Friday, June 02, 2017

Ground staff sucked into engine: Probe report says pilots must be in cockpit 20 minutes before departure

NEW DELHI: India's serious aircraft accident investigator has asked Air India to ensure that its crew (read pilots) board aircraft at least 20 minutes before departure time and that a minimum time gap of 30 minutes be kept between two flights — an incoming and departing one — if crew from the former have to be used to operate the departing flight. The Aircraft Accident Investigation Board (AAIB) has also asked AI to ensure that in the absence of pilots in cockpit, another pilot of the same airline who is travelling as a passenger on that flight should not be allowed to get flight (pre-take off) clearances.

These recommendations have been made in the AAIB probe report of an accident in which an AI ground service engineer was sucked into the engine of an Airbus A-319 that was to operate from Mumbai to Hyderabad as AI 619 on December 16, 2015, at Mumbai Airport. The engineer had died on the spot.

The three-member AAIB probe panel of its senior officials Raje Bhatnagar, K Ramachandran and Amit Gupta, has also asked the Directorate General of Civil Aviation (DGCA) to immediately ask airlines to have proper time gap for crew rostering.

These recommendations have been in the recently-released report that found the exact cause for the unfortunate loss of life of the AI ground engineer. "On December 16, 2015, AI Airbus A-319 aircraft VT-SCQ was scheduled to operate flight AI-619 (Mumbai - Hyderabad). Both the cockpit crew were earlier scheduled to operate Mumbai- Rajkot-Mumbai on A-320 aircraft and Mumbai- Hyderabad -Mumbai on A-319 aircraft," it says.

The expected time of arrival of the Rajkot-Mumbai (AI-656) was (Rajkot - Mumbai) was 8.10 pm but the aircraft landed and reached its parking bay that day at 8.35 pm. The Mumbai-Hyderabad flight had a schedule departure time of 7.30 pm, which was delayed as the pilots supposed to operate this flight had not landed in Mumbai in time.

"Thereafter both cockpit crew got down from the (Rajkot-Mumbai) aircraft and rushed to... operate AI-619.... another pilot of Air India who was staff off duty (SOD, seated in passenger cabin) and was on board the flight AI-619, as passenger took clearance from ATC.... before the PIC entered in the cockpit.... Pushback was started at around 8.45 pm," the report says.

The engines were started after taking clearance from ground service engineer during pushback. At this time, four persons were on ground for departure of the aircraft — the deceased service engineer, an engineering helper, another helper and tow truck operator. Then the process of preparing the aircraft to taxi out on its own power began.

"As per the statement of the helper and tow truck operator, the deceased ground service engineer removed the nose wheel steering pin and was standing at the same position.... Meanwhile, the aircraft started moving with engine power.
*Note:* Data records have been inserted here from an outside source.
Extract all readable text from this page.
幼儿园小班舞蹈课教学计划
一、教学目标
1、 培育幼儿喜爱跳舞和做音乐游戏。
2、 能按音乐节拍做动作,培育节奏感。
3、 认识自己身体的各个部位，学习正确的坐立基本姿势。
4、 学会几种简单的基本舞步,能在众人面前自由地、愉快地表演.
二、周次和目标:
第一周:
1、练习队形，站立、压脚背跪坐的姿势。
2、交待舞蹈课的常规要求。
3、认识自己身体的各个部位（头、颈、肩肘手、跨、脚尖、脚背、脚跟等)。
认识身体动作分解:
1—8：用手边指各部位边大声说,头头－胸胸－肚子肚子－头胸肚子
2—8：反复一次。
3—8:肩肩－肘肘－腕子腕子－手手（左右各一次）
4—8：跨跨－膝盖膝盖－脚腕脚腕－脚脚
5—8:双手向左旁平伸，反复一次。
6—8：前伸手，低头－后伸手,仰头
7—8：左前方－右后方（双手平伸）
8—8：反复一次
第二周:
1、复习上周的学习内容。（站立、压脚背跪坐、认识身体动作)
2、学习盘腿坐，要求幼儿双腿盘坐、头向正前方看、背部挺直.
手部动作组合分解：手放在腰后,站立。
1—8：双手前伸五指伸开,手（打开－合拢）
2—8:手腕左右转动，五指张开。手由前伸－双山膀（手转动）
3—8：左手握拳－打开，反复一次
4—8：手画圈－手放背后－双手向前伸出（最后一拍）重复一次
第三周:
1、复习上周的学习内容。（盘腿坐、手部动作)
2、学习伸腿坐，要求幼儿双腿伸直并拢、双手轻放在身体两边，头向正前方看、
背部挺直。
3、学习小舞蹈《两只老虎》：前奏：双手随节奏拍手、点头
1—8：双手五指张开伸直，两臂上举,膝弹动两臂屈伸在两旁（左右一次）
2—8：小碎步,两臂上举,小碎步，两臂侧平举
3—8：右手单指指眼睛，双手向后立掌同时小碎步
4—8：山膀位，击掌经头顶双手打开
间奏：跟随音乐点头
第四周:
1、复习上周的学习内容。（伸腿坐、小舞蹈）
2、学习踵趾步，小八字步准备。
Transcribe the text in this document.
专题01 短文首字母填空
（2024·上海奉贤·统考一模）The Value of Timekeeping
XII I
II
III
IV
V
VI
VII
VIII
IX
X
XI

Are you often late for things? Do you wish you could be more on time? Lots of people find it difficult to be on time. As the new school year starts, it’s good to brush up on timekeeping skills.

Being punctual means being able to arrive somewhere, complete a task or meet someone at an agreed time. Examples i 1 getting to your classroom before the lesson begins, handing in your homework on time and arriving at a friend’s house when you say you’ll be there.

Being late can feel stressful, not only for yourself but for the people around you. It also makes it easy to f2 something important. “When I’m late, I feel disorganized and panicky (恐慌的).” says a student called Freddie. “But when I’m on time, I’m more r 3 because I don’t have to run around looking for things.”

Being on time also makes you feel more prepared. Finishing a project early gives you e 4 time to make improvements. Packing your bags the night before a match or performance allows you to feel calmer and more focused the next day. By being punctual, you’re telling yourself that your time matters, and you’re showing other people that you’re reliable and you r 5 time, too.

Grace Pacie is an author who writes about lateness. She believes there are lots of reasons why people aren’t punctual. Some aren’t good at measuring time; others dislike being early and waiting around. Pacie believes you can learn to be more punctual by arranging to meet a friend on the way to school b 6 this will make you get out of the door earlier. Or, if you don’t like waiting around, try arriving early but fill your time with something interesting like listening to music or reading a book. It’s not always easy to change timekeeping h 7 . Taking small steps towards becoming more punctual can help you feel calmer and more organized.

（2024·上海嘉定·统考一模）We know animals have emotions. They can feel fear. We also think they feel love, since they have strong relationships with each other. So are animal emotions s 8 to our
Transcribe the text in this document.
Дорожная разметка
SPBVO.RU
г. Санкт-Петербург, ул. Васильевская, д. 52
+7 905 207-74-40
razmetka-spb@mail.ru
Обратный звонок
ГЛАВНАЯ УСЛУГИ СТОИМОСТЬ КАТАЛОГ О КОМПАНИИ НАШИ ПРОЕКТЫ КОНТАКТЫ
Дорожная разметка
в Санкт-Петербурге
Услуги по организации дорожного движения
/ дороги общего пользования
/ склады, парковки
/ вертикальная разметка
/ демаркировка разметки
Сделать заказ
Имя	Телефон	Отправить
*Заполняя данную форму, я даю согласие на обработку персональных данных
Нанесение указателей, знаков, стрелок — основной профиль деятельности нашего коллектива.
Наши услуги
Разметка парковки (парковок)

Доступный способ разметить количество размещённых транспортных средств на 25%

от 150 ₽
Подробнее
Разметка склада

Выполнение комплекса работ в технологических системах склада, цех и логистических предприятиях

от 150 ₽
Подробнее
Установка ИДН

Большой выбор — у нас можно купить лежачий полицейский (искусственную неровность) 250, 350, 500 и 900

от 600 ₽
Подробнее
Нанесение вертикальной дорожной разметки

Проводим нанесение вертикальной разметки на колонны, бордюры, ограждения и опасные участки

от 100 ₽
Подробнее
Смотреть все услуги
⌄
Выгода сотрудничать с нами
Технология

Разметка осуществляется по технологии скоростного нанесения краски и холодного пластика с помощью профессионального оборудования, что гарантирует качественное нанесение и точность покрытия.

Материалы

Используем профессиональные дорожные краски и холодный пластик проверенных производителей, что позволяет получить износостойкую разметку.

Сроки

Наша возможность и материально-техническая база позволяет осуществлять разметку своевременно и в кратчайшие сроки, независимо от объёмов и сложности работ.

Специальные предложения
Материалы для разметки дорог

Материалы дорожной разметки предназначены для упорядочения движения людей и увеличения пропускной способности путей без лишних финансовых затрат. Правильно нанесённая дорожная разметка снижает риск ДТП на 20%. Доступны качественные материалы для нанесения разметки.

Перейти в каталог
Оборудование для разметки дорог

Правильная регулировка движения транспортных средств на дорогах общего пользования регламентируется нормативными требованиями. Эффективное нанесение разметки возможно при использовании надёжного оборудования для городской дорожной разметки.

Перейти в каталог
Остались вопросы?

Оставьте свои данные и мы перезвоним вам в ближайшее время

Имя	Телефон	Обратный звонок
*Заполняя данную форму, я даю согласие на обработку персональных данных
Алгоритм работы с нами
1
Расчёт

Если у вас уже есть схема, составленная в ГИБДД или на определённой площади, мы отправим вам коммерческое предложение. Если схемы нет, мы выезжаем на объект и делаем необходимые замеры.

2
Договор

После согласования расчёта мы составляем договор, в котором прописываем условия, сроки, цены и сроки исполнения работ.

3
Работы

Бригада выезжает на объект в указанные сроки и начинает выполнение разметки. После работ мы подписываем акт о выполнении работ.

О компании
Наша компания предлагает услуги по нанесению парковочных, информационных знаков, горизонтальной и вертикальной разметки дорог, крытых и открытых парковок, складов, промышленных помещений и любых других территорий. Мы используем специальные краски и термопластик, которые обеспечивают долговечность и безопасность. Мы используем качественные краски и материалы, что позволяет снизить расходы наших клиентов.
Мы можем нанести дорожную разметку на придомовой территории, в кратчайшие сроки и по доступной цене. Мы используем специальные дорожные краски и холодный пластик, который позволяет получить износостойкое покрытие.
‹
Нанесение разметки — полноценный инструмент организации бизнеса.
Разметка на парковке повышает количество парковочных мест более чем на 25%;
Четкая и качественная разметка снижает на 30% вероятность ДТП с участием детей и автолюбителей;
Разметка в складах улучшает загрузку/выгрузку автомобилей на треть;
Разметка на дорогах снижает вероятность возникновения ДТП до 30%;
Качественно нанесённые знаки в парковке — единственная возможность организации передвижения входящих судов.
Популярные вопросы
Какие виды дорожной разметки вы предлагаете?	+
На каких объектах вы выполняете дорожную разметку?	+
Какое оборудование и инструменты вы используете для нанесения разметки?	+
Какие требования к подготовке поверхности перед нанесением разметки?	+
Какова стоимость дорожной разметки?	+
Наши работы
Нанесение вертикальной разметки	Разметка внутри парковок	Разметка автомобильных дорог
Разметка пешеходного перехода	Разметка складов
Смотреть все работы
The deceased engineer was standing at the same point, facing back towards the aircraft with headsets on his head, not realising that the aircraft has started moving. The aircraft number 2 engine came very close to the deceased engineer and sucked him," it says.

All the other ground personnel ran away from the aircraft and the tow truck driver towed the tow truck away from the aircraft leaving tow bar. The nose wheel of the aircraft hit the tow bar and the tow bar got stuck with the right side main landing gear wheel. The pilot heard 'thud' sound twice and immediately stopped the aircraft.

"He also stated that someone from right side came running towards the aircraft and signalled to shut off the engine. The pilot shut off number 2 engine first and then number 1 engine. Later after nine minutes ground personnel connected the intercom headset and appraised the pilot about the situation," the report says. The accident happened at around 8.48 pm and the engineer received fatal injury.

The AAIB concluded that this accident and resultant loss of life happened due to "non-adherence to standard operating procedures and delayed departure of flight due (to) improper rostering of crew."